How Service Mesh Powers TikTok’s Spring Festival Red Packet Traffic Surge

Background and Challenges

In 2021 the TikTok Spring Festival Red Packet project gave business developers very little time to develop, test, and launch code. The project involved many microservices written in Go, C++, Java, Python, Node, and running on containers, VMs, or bare metal. Different stages of the event required different traffic‑governance policies, so the underlying infrastructure needed to provide a unified traffic‑governance capability for services from many teams and languages.

Traditional Microservice Approach

Traditional microservice architectures solve these problems by adding many functions to the service framework: network communication, request serialization/deserialization, service discovery, traffic‑governance policies, and observability (logging, monitoring, tracing). However, this approach brings high development and operation costs, version fragmentation, and the need for each language to implement the same features.

Network communication and request/response serialization.

Service discovery.

Various traffic‑governance strategies.

Observability capabilities.

Self‑Developed Service Mesh Implementation

The Volcano Engine team built a Service Mesh that introduces a data‑plane proxy process and a remote control‑plane service. The data‑plane proxy runs alongside each business service (in the same container or machine) and handles all traffic, providing service discovery, traffic‑governance, and observability.

The control plane decides routing and governance policies and pushes them to the data‑plane processes. Both planes are independent of business logic, allowing independent upgrades without notifying developers.

Service Mesh Traffic Governance Techniques

The mesh offers four core capabilities:

Routing : service discovery and rule‑based routing between microservices.

Security : authentication, authorization, and encryption to ensure trustworthy traffic.

Control : dynamic adjustment of governance policies for stability.

Observability : logging, monitoring, and tracing of traffic state.

Stability Strategies

Circuit Breaking

Circuit breaking monitors success rates of downstream nodes; when the rate falls below a threshold, traffic to that node is stopped. Recovery involves probing the node and gradually increasing traffic once it becomes healthy.

Rate Limiting

Rate limiting drops excess requests when a server’s QPS exceeds its capacity, preventing overload and avalanche effects.

Degradation

Degradation either discards a proportion of traffic or bypasses non‑critical dependencies, freeing resources for core paths.

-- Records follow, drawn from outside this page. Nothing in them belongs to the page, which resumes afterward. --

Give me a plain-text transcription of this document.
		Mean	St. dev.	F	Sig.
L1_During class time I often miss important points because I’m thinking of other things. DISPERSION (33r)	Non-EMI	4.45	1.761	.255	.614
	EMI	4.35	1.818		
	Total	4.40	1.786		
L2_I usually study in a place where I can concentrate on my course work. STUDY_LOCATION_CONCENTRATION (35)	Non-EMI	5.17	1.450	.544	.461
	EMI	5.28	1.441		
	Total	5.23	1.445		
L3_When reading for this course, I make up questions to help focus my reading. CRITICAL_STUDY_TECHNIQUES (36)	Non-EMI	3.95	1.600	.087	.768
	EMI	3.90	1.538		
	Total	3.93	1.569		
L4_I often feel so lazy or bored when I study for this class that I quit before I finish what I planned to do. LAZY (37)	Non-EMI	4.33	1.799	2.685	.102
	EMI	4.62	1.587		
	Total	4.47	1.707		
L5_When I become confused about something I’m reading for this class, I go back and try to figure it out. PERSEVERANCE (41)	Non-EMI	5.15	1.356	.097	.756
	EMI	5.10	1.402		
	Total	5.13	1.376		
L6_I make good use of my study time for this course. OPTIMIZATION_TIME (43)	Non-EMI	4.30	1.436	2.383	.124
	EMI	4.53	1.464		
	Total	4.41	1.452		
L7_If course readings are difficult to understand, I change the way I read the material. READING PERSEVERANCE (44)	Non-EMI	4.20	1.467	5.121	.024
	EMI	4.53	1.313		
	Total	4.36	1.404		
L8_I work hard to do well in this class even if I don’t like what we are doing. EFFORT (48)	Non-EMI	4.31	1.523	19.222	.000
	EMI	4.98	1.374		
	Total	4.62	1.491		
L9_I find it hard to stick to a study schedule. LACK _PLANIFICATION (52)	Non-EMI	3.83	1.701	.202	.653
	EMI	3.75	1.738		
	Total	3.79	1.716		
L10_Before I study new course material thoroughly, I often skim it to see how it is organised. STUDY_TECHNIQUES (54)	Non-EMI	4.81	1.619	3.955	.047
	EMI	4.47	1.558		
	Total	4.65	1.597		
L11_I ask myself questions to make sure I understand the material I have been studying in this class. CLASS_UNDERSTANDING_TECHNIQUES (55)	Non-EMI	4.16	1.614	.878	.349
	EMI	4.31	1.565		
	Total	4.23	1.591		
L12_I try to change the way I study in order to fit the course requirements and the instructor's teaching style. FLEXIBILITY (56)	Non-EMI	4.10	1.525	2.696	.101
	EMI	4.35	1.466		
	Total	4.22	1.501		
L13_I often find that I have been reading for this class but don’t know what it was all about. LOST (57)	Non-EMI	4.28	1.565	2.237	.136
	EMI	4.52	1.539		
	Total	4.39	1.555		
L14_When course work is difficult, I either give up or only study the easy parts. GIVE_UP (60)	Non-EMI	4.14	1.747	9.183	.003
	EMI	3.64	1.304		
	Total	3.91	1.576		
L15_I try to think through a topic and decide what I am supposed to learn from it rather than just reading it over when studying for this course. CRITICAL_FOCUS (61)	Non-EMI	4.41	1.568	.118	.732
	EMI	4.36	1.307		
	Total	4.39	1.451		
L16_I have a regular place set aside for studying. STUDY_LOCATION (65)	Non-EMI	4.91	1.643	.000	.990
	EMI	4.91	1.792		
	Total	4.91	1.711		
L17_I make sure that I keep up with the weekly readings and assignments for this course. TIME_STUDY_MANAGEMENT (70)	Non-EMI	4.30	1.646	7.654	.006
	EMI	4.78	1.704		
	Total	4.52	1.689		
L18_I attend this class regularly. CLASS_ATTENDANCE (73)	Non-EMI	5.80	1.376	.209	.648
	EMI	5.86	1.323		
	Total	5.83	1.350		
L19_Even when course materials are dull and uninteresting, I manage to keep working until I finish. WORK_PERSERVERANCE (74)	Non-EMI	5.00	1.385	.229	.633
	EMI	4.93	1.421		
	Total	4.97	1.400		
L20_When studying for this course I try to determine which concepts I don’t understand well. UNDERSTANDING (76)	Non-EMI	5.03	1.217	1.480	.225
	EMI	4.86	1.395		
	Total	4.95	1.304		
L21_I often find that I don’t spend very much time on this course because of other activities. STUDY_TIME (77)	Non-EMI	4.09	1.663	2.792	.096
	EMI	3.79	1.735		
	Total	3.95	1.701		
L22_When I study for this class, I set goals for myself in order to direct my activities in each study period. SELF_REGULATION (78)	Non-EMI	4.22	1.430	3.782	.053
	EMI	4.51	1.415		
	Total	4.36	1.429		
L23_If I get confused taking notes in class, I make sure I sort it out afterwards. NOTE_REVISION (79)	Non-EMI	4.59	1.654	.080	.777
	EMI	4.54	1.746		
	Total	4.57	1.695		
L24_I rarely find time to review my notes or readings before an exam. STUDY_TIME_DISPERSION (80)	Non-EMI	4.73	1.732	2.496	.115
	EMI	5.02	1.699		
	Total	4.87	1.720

Dynamic Overload Protection

Instead of static thresholds, dynamic overload protection detects overload by measuring pending request time (T2) and drops low‑priority traffic gradually, then restores traffic as the server recovers.

Load Balancing

Common strategies include random round‑robin, weighted round‑robin, and consistent hashing, which improves cache hit rates and reduces latency for large‑scale services.

Node Sharding

Node sharding groups many service instances into shards, reducing the number of long‑lived connections and improving connection reuse, which lowers errors and improves performance.

Efficiency Strategies

Lane isolation and colored traffic splitting allow independent copies of a set of microservices to handle specific features, enabling online debugging, fault‑injection drills, and traffic recording/replay.

Security Strategies

Authorization : restrict which services can call a given service.

Authentication : verify the authenticity of incoming traffic.

Mutual TLS (mTLS) : encrypt traffic to prevent eavesdropping and tampering.

Spring Festival Red Packet Scenario Implementation

Applying the mesh revealed performance challenges: additional protocol parsing and inter‑process communication overhead.

Protocol Parsing

To avoid heavy parsing, a small header carries service metadata, reducing parsing to a few hundred bytes.

Inter‑process Communication

The data‑plane proxies traffic via a Unix domain socket or local port instead of iptables, but still incurs memory copies. The team switched to shared memory with event notifications, cutting memory copies and improving performance by 24%.

Conclusion

The presentation showed how Service Mesh provides unified traffic‑governance capabilities that ensure microservice stability, security, and efficiency during massive traffic spikes such as TikTok’s Spring Festival Red Packet event.

Q&A

Q: Why does shared‑memory IPC reduce system calls? A: After placing a request in shared memory, the server is notified once; subsequent requests can be processed without additional wake‑up calls, reducing the number of system calls under high load.

Q: Is the mesh built from scratch or based on Istio? Which languages are used? A: The data‑plane is a C++ extension of Envoy; traffic hijacking uses agreed‑upon Unix domain sockets or local ports, not iptables. The Ingress Proxy and business processes share the same runtime environment, enabling seamless upgrades.